They say you are the company you keep. Should that apply tenfold for the family you’re born into? Law enforcement certainly thinks so. But if guilt by association still strikes a chord, we should all be concerned with familial DNA searching, because it is guilt by genetic association.
Imagine learning you are the target of a police investigation for a violent crime, not based on suspicion, but because a close relative was convicted of a crime and you share DNA. Familial searching scans the convicted offender database not for full matches, but for close non-matches to crime scene DNA, hoping someone in the database is related to the person of interest. From there, anyone in their family tree is a possible suspect, and many innocent people may wind up targeted by police.
Once you become a viable target (meaning, not an infant or in jail at the time of the crime), the cops may nab your DNA profile from a discarded soda can while you’re not looking. Hopefully, the DNA will establish your innocence (though consider Lukis Anderson, whose DNA was recovered from the fingernails of a murder victim but luckily had an airtight alibi), and hopefully they won’t store it forevermore (though consider the unregulated New York City database, which stores thousands with little oversight).
Then again, the investigation could take a more perilous turn. The police question your neighbor or boss. What if you come to find out your baby brother was convicted of a crime? Or that you have a baby brother? Or your dad isn’t your biological father?
Proponents claim familial searching is a “no harm, no foul” situation and only generates potential leads. If there’s no more evidence connecting a person to a crime, they say, that’s that. Only the guilty should be worried, they say. But “generating leads” is another way of saying they get to poke around with zero probable cause or accountability. And the harms are real.
Not all New Yorkers experience the harms of the criminal justice system the same way. Communities of color, in particular, have known for years the damage done by invasive surveillance and over-policing. Because familial searching utilizes the convicted offender database (including broken windows and quality-of-life violators), the method promises to extend that disgraceful legacy.

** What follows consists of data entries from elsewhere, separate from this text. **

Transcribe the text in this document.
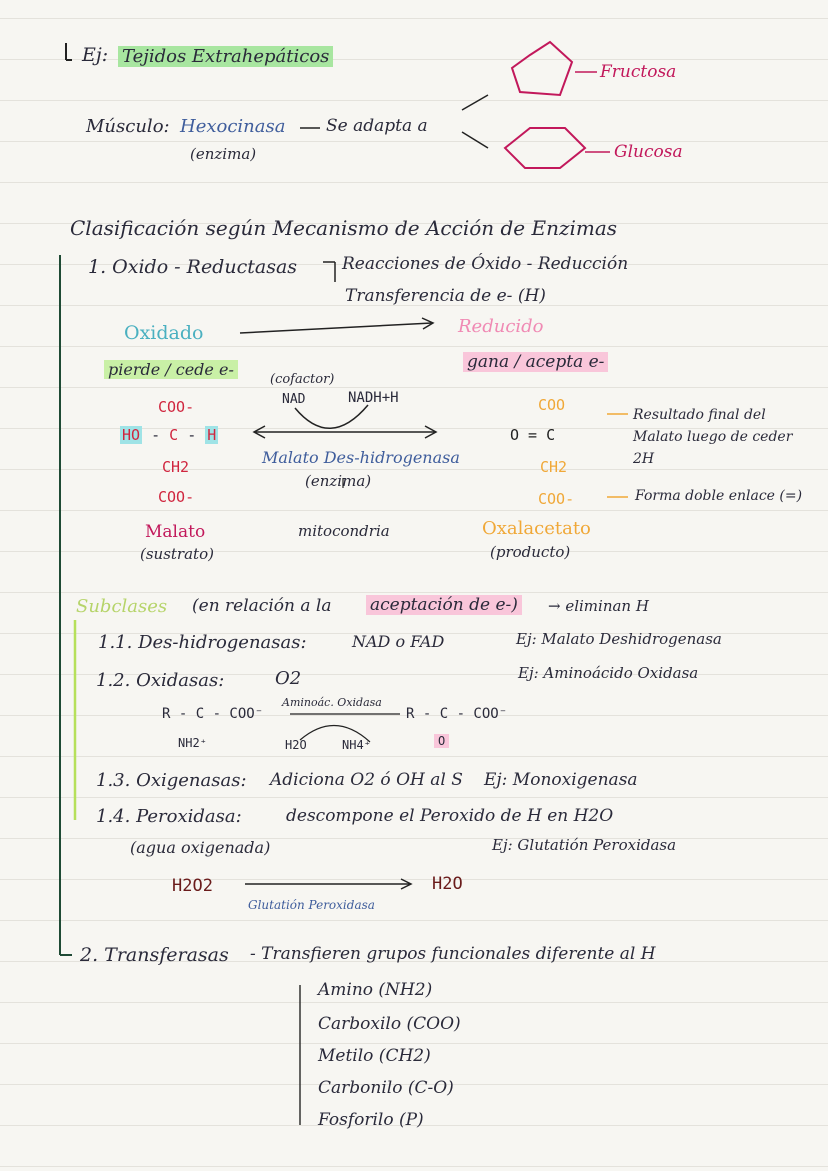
Ej: Tejidos Extrahepáticos
Fructosa
Glucosa
Músculo: Hexocinasa Se adapta a
(enzima)
Clasificación según Mecanismo de Acción de Enzimas
1. Oxido - Reductasas	Reacciones de Óxido - Reducción
Transferencia de e- (H)
Oxidado	Reducido
pierde / cede e-	gana / acepta e-
COO-
HO - C - H
CH2
COO-
Malato
(sustrato)
(cofactor)
NAD	NADH+H
Malato Des-hidrogenasa
(enzima)
mitocondria
COO
O = C
CH2
COO-
Oxalacetato
(producto)
Resultado final del Malato luego de ceder 2H
Forma doble enlace (=)
Subclases (en relación a la aceptación de e-) → eliminan H
1.1. Des-hidrogenasas:	NAD o FAD	Ej: Malato Deshidrogenasa
1.2. Oxidasas:	O2	Ej: Aminoácido Oxidasa
R - C - COO⁻
NH2⁺
Aminoác. Oxidasa
H2O	NH4⁺
R - C - COO⁻
O
1.3. Oxigenasas: Adiciona O2 ó OH al S Ej: Monoxigenasa
1.4. Peroxidasa:	descompone el Peroxido de H en H2O
(agua oxigenada)	Ej: Glutatión Peroxidasa
H2O2	H2O
Glutatión Peroxidasa
2. Transferasas - Transfieren grupos funcionales diferente al H
Amino (NH2)
Carboxilo (COO)
Metilo (CH2)
Carbonilo (C-O)
Fosforilo (P)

This month, an appellate court struck down the use of familial DNA searching in New York, finding the unelected members of the Commission on Forensic Sciences overstepped their authority when they took it upon themselves to approve it in 2017. The court ruled that the decision to use this controversial technique is a matter of policy only legislators can make.
The court also acknowledged the disparate impact this method will inevitably have on communities of color: “The likelihood of being targeted because someone is a person of color (likely a male) is increased, a consideration that can only be evaluated as a matter of social policy, not science.”
Indeed. By trolling the database for potential connections to law-abiding relatives, this technique endorses the rationale that those related to criminals are more likely themselves criminals. What’s worse, the NYPD makes no secret that it agrees. Emanuel Katranakis, the NYPD’s chief of forensics, repeatedly cites a statistic that almost half of all prison inmates have a close relative who had also been in prison, arguing that “this supports the belief in and bolsters the efficacy of familial searching to produce valuable leads.” It turns out this thinking is not just dangerous but scarcely effective. As the appellate court notes, the Department of Justice reports that successful prosecutions based on this technique are rare.
All New Yorkers want to prioritize safety, which requires striking a balance with privacy. But we must remain vigilant to strike that balance the same way for all New Yorkers. Albany lawmakers have considered familial searching over the years, but repeatedly left it on the legislative cutting room floor. It seems like the perfect place for this inequitable policy.
Lewis is staff attorney with the DNA Unit at The Legal Aid Society.